Wegen Erneuerung einer kleinen Brücke machen die Verkehrsplaner die B 76 zwischen Timmendorfer Strand und Travemünde bis Juni ein halbes Jahr lang dicht. In den nur wenige Kilometer voneinander entfernten Tourismusorten ist die Verärgerung groß, die Vorsaison steht auf dem Spiel. Die empfohlene Umleitung ist 27 Kilometer lang.

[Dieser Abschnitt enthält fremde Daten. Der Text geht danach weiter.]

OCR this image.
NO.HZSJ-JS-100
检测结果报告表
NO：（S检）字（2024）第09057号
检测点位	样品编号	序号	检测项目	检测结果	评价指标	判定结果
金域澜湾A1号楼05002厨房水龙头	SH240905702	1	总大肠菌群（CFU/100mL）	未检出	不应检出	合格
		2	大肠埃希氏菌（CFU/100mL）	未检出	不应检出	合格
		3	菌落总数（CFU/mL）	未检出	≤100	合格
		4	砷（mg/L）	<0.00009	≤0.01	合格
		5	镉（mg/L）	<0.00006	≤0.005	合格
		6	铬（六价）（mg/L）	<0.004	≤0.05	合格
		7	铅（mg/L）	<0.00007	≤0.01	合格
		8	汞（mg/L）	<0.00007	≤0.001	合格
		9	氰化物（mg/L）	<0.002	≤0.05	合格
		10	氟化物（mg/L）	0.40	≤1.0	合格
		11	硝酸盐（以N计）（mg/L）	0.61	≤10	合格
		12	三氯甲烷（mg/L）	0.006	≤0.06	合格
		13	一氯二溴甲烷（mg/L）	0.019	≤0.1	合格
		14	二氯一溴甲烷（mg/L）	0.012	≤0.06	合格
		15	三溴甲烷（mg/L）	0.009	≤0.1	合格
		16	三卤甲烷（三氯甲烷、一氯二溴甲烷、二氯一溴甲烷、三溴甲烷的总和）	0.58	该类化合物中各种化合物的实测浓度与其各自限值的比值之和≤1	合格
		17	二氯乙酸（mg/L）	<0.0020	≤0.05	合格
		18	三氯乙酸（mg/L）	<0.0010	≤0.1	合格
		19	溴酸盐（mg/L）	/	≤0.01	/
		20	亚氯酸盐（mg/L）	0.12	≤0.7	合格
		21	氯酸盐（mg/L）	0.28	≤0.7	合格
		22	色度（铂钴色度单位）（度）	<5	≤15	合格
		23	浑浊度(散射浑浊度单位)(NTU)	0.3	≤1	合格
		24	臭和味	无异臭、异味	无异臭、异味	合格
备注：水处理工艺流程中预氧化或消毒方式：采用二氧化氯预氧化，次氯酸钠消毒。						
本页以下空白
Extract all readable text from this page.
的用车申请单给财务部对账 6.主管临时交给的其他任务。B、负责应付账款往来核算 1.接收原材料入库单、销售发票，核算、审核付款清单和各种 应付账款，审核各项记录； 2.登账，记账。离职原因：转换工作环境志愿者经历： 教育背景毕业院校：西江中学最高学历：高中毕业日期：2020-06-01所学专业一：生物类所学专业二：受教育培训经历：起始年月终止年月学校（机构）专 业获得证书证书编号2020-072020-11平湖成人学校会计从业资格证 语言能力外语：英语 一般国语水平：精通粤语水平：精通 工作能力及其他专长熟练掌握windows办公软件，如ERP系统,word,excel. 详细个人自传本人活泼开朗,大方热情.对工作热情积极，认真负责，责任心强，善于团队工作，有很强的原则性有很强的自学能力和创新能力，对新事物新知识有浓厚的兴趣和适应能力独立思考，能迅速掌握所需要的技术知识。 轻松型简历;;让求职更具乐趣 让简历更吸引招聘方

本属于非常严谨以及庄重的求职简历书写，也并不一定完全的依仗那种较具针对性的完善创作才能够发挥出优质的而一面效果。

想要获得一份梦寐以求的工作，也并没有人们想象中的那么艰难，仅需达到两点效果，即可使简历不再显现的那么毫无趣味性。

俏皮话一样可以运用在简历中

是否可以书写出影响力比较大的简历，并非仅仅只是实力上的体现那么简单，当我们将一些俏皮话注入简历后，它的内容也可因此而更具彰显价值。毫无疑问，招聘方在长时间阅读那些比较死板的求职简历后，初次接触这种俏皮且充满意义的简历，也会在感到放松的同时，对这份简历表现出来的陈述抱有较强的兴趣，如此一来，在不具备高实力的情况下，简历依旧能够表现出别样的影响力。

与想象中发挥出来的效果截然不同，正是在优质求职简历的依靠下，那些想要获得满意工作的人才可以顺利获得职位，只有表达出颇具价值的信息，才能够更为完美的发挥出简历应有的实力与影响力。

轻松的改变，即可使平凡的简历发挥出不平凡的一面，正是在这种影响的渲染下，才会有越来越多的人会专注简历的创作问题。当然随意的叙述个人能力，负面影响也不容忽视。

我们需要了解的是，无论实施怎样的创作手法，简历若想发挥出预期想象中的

Ursprünglich sollte die kleine altersschwache Brücke über das Flüsschen Aalbek ab Oktober ausgewechselt werden, im Frühjahr sollte die Sperrung aufgehoben sein. Doch jetzt verlagert sich der Brückenaustausch bis in die Vorsaison. Zu Ostern und Pfingsten ist die von Urlaubern vielgenutzte Bäderrandstraße gesperrt. Timmendorfs Bürgermeisterin Hatice Kara (SPD) ist alles andere als glücklich. „Ich will mir gar nicht ausmalen, was passiert, wenn über Winter nicht gebaut werden kann.“

Tourismuschef Joachim Nitz spricht von einer Belastung für Einheimische und Urlauber. Denn wer nicht den Schleichweg am Strand entlang nimmt, soll eine 27 Kilometer lange Umleitungsstrecke in Kauf nehmen. Sie führt durch den verkehrsberuhigten Ratekauer Ortskern. Von dort geht es Richtung Luv-Center und in Dänischburg auf die Autobahn. „Von acht Wochen Verzug beim Baubeginn der Aalbek-Brücke werden wir fünf Wochen aufholen“, verspricht Jens Sommerburg, Chef des Landesbetriebs in Lübeck.

Ab April ist Travemünde dann auch über die A 226 aus Richtung Lübeck nur über Umwege zu erreichen – wegen Fahrbahnsanierung. Travemündes Kurdirektor Uwe Kirchhoff ist entsetzt, dass sein Ort aus allen Himmelsrichtungen nahezu abhängt wird. „Eine einzige Katastrophe“, stöhnt er. Travemünde gehöre in Schleswig-Holstein zu den wichtigsten Ausflugsorten für Gäste. Nach den Sommerferien wird die B 75 zwischen Kücknitz und Skandinavienkai grundsaniert.

Wirtschafts- und Tourismusminister Bernd Buchholz (FDP) sagt: „Ohne Zweifel wird man es nie allen Seiten Recht machen können.“ Fakt sei ein gewaltiger Sanierungsstau im Straßennetz. „Den holen wir jetzt mit aller Kraft auf.“ Nur gehe dies leider nicht ohne Belastungen für Pendler, Wirtschaftsbetriebe und Anwohner.